Looking at the likely top receiving options this season also yields positive news for the Irish passing game. The Irish lost two of their leading receivers last season in Equanimeous St. Brown and Kevin Stepherson, but return their two leading receivers in terms of catch rate in Chase Claypool and Miles Boykin. Which is to say, Irish quarterbacks were more accurate throwing to them than anyone else on the team with Claypool at 64% and Boykin at 52%.
Wimbush didn’t account for all of those completions, but certainly the vast majority. Wimbush mostly struggled throwing the deep ball last season, but interestingly not when throwing to Boykin, who he hit on a long touchdown against Miami of Ohio and in the spring game, beating Nick Watkins. For whatever reason, those two seem to have a chemistry together.
He’s got the tools, he’s got the physical skills, he just needs to put it together. The upside is sky high, but the downside is, well, it’s low.
Reasons For Pessimism
Wimbush gets confused. A lot. It leads to indecision, which leads to mistakes, which leads to missed opportunities and wasted possessions. Sure, he needs to clean up some of his mechanics, but often his mechanics break down because he’s sitting on his back foot because he’s hesitant to turn the ball loose. Here’s an example:
2nd and 11 against NC State, he’s got St. Brown and Claypool to the top of the field and NC State sends a blitz, with backside safety rolling to the middle. Both corners are in press, this is clearly man coverage. Wimbush clearly has St. Brown on an out route for nine yards, the safety won’t be there in time. He also sees Claypool beat his man on a go route at the top.
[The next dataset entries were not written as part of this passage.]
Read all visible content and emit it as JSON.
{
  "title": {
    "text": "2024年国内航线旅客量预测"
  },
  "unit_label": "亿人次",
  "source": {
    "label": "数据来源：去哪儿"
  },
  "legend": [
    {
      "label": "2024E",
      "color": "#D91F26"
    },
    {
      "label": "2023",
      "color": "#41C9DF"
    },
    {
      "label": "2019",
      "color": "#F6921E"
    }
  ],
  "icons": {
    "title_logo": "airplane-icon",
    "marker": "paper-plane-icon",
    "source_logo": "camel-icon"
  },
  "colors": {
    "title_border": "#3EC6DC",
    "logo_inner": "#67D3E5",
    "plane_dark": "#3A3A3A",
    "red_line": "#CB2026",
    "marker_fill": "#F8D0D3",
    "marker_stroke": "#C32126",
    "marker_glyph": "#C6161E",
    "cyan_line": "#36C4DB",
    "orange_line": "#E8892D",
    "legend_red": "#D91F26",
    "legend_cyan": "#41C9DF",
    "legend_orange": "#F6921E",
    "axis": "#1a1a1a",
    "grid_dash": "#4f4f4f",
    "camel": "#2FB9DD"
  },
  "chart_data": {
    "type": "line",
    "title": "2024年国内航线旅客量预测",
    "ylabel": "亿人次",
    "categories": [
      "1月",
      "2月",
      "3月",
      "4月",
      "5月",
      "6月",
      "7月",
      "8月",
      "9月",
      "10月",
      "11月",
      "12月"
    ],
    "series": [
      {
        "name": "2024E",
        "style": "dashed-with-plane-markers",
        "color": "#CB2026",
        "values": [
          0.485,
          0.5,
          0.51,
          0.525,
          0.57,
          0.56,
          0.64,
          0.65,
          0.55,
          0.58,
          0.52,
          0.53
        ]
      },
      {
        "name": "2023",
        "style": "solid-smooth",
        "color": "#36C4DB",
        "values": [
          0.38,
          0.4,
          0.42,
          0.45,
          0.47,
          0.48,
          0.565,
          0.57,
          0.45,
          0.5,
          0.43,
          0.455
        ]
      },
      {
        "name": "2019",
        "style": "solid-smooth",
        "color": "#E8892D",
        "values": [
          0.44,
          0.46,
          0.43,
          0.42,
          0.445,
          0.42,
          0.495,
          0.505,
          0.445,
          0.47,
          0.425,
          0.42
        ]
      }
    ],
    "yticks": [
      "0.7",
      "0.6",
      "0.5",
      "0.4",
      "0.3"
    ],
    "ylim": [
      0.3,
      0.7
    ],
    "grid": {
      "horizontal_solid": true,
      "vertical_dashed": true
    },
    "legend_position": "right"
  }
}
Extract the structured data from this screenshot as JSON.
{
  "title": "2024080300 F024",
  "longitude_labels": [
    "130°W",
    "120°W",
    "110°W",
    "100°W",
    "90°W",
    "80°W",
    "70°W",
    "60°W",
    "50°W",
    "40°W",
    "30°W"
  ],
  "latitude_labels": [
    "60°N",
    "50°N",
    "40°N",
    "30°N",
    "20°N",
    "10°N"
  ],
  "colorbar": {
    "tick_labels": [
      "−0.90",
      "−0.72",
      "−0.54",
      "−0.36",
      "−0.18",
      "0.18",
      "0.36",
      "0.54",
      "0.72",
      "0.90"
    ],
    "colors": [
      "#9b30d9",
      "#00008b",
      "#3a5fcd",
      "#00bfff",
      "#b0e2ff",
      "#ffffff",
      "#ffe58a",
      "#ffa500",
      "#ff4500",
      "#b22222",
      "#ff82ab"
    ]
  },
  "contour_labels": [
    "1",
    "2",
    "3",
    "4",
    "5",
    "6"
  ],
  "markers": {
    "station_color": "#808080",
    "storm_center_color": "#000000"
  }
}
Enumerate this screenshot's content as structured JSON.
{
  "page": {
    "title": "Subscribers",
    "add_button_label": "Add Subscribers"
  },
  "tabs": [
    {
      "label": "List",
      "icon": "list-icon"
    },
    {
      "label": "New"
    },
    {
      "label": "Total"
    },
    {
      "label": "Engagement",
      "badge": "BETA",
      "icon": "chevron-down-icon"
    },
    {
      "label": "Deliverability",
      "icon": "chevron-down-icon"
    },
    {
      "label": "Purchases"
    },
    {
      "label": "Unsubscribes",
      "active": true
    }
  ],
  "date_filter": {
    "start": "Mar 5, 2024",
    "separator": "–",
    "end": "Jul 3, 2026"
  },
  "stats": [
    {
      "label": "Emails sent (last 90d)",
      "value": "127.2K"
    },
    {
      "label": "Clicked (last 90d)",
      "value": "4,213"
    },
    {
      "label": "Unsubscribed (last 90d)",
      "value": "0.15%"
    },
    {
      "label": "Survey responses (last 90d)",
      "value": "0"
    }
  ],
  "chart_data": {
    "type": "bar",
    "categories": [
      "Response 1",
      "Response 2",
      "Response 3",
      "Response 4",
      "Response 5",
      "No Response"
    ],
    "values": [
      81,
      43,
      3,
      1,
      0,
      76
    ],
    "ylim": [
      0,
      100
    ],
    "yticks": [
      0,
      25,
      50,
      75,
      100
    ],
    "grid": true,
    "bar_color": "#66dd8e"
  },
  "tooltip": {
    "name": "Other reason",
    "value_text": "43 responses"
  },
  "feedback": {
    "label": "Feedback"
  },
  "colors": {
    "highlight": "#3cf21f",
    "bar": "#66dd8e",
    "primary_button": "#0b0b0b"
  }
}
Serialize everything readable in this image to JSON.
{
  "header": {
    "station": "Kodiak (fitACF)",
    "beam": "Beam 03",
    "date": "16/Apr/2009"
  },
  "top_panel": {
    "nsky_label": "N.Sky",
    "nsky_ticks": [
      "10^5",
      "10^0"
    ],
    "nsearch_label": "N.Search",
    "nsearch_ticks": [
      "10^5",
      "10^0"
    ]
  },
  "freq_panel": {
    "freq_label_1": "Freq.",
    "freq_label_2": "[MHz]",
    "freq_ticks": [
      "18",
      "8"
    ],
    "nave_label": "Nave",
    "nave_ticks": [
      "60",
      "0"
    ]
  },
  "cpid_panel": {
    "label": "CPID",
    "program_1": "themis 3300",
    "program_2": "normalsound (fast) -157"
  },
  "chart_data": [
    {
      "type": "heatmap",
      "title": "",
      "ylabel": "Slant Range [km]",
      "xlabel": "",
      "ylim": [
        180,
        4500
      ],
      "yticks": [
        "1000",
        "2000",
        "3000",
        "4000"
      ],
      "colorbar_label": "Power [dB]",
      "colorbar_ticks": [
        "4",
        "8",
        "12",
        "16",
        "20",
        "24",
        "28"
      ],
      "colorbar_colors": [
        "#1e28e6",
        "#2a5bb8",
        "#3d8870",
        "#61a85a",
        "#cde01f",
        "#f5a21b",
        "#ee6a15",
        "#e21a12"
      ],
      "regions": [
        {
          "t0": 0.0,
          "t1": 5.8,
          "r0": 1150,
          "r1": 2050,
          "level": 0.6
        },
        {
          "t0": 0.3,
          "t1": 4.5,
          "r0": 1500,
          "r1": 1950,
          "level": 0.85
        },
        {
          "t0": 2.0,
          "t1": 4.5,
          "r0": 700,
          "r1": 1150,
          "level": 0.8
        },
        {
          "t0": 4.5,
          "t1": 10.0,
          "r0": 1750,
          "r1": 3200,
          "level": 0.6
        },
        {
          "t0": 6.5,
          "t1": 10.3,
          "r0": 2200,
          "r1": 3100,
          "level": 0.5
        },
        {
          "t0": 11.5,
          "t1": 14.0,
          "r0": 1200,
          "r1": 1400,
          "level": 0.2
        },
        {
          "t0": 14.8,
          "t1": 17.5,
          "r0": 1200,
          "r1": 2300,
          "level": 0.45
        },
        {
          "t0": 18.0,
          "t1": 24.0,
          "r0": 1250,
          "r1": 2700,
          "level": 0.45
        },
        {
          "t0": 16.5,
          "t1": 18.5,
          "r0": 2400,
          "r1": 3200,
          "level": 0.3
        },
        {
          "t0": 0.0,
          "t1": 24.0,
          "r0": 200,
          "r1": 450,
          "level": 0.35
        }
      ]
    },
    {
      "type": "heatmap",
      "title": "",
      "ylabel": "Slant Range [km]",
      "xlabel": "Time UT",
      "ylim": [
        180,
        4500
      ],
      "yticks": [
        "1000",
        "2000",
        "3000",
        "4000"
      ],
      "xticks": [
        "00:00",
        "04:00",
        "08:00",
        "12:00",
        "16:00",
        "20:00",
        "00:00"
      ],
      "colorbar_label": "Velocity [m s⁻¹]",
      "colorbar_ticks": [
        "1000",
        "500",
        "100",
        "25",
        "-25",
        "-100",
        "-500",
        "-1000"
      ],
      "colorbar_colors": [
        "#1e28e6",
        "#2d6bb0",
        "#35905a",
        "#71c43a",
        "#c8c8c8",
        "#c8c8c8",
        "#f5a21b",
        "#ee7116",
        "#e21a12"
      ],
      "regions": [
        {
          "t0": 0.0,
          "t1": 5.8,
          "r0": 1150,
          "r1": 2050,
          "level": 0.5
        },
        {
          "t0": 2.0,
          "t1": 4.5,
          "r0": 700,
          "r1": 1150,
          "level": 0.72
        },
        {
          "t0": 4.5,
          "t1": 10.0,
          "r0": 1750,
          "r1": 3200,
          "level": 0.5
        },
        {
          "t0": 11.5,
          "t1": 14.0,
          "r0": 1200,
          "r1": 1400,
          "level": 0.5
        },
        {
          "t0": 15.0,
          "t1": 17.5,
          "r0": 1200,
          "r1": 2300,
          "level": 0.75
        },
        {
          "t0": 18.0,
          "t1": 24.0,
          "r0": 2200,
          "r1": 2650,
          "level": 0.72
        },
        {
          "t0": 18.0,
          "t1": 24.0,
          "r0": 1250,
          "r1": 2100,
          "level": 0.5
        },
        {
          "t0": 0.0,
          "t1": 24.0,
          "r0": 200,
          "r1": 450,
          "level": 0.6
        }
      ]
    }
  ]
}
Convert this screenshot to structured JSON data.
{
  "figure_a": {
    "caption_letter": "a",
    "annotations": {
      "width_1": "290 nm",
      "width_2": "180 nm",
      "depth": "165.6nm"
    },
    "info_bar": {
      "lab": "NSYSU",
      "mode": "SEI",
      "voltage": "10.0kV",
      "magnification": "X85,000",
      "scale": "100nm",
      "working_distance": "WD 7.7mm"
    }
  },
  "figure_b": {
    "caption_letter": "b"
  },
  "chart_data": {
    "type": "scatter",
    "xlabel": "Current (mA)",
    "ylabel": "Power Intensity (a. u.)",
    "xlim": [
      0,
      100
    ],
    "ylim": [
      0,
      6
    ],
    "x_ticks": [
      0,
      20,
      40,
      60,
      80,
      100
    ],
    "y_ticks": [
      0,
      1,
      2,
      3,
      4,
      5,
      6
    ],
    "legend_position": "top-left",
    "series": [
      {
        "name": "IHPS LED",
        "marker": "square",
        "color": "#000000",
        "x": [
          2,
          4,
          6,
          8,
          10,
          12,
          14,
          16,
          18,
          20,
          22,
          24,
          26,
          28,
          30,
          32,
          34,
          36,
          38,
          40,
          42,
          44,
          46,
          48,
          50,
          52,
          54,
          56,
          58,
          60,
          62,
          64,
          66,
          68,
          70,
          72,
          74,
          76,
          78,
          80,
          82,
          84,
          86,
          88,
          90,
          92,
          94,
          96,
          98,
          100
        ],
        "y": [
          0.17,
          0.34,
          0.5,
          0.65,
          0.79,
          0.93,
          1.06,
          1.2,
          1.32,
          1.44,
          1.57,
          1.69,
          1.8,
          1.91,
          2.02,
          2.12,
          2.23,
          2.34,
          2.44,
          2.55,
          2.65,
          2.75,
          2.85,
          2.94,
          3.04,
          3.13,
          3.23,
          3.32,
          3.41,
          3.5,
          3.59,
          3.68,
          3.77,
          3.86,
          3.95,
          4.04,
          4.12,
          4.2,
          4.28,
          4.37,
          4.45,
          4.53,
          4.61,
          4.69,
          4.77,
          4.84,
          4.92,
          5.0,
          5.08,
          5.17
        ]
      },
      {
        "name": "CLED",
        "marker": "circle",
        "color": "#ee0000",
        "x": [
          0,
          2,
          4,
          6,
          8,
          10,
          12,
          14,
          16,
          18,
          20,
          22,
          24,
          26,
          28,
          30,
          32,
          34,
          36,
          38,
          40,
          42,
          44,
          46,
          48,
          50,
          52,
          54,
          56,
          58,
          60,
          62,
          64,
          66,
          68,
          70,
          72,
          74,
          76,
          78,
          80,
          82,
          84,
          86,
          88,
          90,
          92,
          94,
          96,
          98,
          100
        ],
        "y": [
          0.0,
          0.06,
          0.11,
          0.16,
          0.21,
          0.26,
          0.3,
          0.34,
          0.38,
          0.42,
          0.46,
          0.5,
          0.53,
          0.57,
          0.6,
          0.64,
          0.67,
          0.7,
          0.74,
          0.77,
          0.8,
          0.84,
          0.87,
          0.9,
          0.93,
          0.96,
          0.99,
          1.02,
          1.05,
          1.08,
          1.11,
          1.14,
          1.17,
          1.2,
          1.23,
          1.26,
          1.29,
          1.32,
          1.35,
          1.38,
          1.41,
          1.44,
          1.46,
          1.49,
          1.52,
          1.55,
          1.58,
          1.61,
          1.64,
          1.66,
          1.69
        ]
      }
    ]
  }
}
Wimbush sees St. Brown, but gives a little pump, hesitates, and then lets it go to Claypool running the go route. His hesitation throws off his timing, and it’s an all arm throw that comes up short, allowing the corner to catch up and not allowing Claypool to high point the ball. Wimbush can throw it to whoever he wants here, both are open. Wimbush, however is indecisive which leads to poor mechanics and a missed opportunity. Notre Dame punted a play later.
He was also unsure in the running game, which led to more missed opportunities. Again against NC State, it’s 2nd and one in plus territory with an option pitch called to the short side. Wimbush reads the defensive end, who slow plays and stays right with him, never turning his shoulders to chase pitch. Wimbush has an easy read here. If he pitches it, Adams has a clear path to five or more yards and a first down. Instead, he inexplicably keeps it and loses two yards.
Unfortunately, we also saw some bad decisions in the spring game as well. That makes one wonder how much improvement has been made in this area.
Here he’s got two receivers to the top with a tight end attached against cover 4. Kmet at tight end runs a post, with Finke in the slot running a seam route. Kmet attracts the back side safety Gilman, who turns his hips to break toward Kmet, leaving the deep middle totally unattended. Finke beats Crawford, and is running free down the seam. Wimbush, from a clean pocket, doesn’t see this and throws into triple coverage to Kmet. It didn’t work out.
Being quarterback is tough, especially in this offense where every play is a decision whether it’s reading a defensive end on a run play, whether to throw the RPO, whether to change the play, what the coverage is, etc. But, players do it, and Brandon needs to do it better. Perhaps with a full season and offseason with Chip Long, he has gotten better with the offense. Notre Dame needs him to and if he does, they can be in for a big season. If not, Ian Book and freshman Phil Jurkovec are waiting in the wings. if Wimbush finds himself on the bench this season, in all likelihood he won’t leave it.